Critically reflecting on the outcome of the three AR projects, it seems that the AR project’s ambitions were bigger than the resources, knowledge, and time allocated and needed for a successful process. The agreed agenda with the senior management and the steering committee was, in hindsight, too optimistic about the state of use of the EDMS. The interviews and workshops in the three subprojects all demonstrated to the researchers that EDMS was used for mundane administrative tasks within units. Such as filing cases and documents within specialized areas and units but not beyond that. This was not explicitly addressed in CC before the AR project reported here. Therefore, the problematization used for the AR was both realistic but also ambitious.

The use of communicative spaces can be a useful approach to facilitate transformative learning and lead to organizational changes. The present study shows that the application of communicative spaces can be productive for knowledge generation in an AR project. Two AR projects successfully used the communicative space to facilitate a dialogue about current workflows and practices. Surprisingly, only in only one out of three projects, communicative spaces could facilitate a transformative learning process. When potential – suggested – transformations challenged existing practices and world views that might infringe existing independence, two units opted out of the AR project. The defensive routines were more robust than the desire to change.

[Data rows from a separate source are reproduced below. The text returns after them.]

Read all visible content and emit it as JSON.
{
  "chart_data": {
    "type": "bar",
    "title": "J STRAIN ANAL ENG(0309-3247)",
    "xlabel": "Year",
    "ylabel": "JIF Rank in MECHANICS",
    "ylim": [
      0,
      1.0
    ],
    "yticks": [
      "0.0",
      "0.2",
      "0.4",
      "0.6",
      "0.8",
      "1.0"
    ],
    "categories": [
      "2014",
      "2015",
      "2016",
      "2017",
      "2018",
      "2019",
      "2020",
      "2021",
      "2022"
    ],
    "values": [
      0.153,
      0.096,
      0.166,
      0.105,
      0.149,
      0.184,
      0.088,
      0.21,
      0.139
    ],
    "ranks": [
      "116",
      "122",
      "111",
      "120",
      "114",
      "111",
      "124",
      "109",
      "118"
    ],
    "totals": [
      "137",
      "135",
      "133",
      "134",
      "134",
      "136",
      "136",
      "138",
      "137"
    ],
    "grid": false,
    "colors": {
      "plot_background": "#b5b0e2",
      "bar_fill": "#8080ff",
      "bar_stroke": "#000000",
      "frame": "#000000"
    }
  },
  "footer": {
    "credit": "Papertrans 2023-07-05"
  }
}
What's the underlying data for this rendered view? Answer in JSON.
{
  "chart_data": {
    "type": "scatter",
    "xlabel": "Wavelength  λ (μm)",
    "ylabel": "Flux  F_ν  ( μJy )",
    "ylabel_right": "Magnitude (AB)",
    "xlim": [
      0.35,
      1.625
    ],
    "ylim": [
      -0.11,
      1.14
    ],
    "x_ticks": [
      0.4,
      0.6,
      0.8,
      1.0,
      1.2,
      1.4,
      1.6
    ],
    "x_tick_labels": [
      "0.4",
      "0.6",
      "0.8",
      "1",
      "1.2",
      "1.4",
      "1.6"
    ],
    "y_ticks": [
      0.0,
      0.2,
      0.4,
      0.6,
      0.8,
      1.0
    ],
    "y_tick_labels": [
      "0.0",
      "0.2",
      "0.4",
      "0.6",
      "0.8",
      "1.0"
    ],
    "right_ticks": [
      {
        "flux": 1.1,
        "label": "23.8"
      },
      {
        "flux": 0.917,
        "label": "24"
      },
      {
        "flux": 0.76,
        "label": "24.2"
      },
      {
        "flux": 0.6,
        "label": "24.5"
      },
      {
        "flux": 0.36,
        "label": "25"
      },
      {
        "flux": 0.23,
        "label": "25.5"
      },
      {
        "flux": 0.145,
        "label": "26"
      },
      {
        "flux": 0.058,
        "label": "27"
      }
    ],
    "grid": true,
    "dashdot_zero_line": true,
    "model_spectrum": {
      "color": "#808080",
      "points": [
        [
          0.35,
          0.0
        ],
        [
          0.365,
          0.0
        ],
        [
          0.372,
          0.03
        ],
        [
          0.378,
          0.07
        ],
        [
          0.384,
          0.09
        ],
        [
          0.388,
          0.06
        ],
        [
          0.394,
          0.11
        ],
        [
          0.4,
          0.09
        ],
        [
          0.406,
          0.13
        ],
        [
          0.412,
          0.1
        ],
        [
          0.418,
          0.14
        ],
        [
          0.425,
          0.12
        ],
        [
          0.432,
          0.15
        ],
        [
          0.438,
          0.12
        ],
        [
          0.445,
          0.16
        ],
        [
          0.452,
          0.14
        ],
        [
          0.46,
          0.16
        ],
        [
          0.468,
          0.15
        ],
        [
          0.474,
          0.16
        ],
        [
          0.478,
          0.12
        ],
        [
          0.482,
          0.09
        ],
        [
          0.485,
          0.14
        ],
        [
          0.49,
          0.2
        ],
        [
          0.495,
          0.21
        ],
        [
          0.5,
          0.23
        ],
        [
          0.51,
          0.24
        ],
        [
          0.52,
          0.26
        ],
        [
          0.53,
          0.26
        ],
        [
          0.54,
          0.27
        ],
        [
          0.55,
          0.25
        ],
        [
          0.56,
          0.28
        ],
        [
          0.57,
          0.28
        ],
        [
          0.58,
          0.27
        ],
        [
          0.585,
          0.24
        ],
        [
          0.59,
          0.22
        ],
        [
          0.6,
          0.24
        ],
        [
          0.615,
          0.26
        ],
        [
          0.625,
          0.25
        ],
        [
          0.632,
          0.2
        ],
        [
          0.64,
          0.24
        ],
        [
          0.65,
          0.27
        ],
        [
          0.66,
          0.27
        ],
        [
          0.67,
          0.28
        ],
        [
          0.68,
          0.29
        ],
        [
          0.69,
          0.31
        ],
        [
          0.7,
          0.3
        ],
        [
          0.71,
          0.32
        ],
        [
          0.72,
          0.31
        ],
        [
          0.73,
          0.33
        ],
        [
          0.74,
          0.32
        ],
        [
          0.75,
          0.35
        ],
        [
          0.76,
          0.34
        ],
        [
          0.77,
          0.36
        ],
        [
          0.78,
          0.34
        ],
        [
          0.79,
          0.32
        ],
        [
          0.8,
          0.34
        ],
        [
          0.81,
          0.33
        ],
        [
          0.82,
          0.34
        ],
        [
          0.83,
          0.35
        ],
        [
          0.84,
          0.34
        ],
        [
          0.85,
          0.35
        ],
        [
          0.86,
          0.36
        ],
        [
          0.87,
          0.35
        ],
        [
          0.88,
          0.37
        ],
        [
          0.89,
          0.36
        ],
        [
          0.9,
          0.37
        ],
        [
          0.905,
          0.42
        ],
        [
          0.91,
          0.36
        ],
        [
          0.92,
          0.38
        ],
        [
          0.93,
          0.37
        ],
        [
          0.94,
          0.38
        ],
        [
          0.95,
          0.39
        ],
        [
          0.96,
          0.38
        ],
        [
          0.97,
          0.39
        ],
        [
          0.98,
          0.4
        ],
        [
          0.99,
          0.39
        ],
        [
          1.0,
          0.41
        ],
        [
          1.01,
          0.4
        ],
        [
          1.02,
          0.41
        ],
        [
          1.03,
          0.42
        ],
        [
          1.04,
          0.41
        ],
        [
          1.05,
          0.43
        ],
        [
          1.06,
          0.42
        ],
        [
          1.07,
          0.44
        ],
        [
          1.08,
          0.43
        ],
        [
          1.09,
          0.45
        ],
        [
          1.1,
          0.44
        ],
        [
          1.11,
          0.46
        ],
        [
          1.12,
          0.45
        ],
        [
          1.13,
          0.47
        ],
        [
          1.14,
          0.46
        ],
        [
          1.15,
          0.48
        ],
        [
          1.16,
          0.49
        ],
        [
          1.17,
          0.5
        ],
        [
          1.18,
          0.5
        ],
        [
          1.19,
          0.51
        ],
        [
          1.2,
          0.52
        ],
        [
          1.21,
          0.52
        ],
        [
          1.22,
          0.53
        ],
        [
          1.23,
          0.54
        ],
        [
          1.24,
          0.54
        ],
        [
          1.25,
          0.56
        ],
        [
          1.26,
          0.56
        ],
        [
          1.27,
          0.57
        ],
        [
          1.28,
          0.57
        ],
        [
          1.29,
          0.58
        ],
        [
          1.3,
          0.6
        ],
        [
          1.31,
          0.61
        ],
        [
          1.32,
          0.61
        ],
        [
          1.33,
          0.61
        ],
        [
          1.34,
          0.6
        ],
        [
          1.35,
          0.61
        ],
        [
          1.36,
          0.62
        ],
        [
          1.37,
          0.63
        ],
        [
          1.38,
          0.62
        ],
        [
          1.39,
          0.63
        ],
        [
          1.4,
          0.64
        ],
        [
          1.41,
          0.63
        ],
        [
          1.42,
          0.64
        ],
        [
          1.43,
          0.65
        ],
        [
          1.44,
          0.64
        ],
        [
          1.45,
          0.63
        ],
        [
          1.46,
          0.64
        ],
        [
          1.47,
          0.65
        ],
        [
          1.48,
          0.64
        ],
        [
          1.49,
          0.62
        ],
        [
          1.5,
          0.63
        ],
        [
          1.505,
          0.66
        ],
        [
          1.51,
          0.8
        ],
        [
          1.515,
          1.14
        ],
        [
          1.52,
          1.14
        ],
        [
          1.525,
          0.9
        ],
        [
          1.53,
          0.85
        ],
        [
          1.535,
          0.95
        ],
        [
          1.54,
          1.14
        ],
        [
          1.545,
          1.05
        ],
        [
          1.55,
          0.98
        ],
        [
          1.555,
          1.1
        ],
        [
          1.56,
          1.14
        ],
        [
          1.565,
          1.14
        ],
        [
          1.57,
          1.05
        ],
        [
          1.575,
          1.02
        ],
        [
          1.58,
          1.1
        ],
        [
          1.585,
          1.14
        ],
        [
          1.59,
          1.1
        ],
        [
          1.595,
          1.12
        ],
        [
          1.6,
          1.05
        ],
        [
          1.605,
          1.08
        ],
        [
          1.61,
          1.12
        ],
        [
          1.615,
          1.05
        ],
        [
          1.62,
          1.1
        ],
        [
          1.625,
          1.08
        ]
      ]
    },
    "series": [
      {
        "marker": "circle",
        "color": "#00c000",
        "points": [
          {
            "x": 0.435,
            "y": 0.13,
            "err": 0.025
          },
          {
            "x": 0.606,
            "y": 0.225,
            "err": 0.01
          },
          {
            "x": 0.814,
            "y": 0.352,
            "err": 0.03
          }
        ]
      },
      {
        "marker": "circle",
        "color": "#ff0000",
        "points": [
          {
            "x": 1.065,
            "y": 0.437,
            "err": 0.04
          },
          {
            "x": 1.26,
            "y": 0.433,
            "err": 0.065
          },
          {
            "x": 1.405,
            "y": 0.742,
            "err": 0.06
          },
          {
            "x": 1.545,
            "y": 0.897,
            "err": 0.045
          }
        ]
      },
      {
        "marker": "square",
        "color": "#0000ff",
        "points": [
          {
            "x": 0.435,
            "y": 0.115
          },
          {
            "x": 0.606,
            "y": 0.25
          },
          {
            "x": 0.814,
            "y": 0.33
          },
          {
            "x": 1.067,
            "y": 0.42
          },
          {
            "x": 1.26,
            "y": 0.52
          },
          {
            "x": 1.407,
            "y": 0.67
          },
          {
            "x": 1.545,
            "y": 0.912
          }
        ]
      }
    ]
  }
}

As an example of an organizational experiment to improve IT use in a public sector organization, the project demonstrates that plans, objectives, and visions are not enough to secure success. It also shows that some unexploited opportunities could make both public and private organizations reconsider if they have untapped potentials in utilizing their existing IT. Further studies in this area should increase our understanding of the complexities of improving IT utilization in the public sector beyond diffusion studies.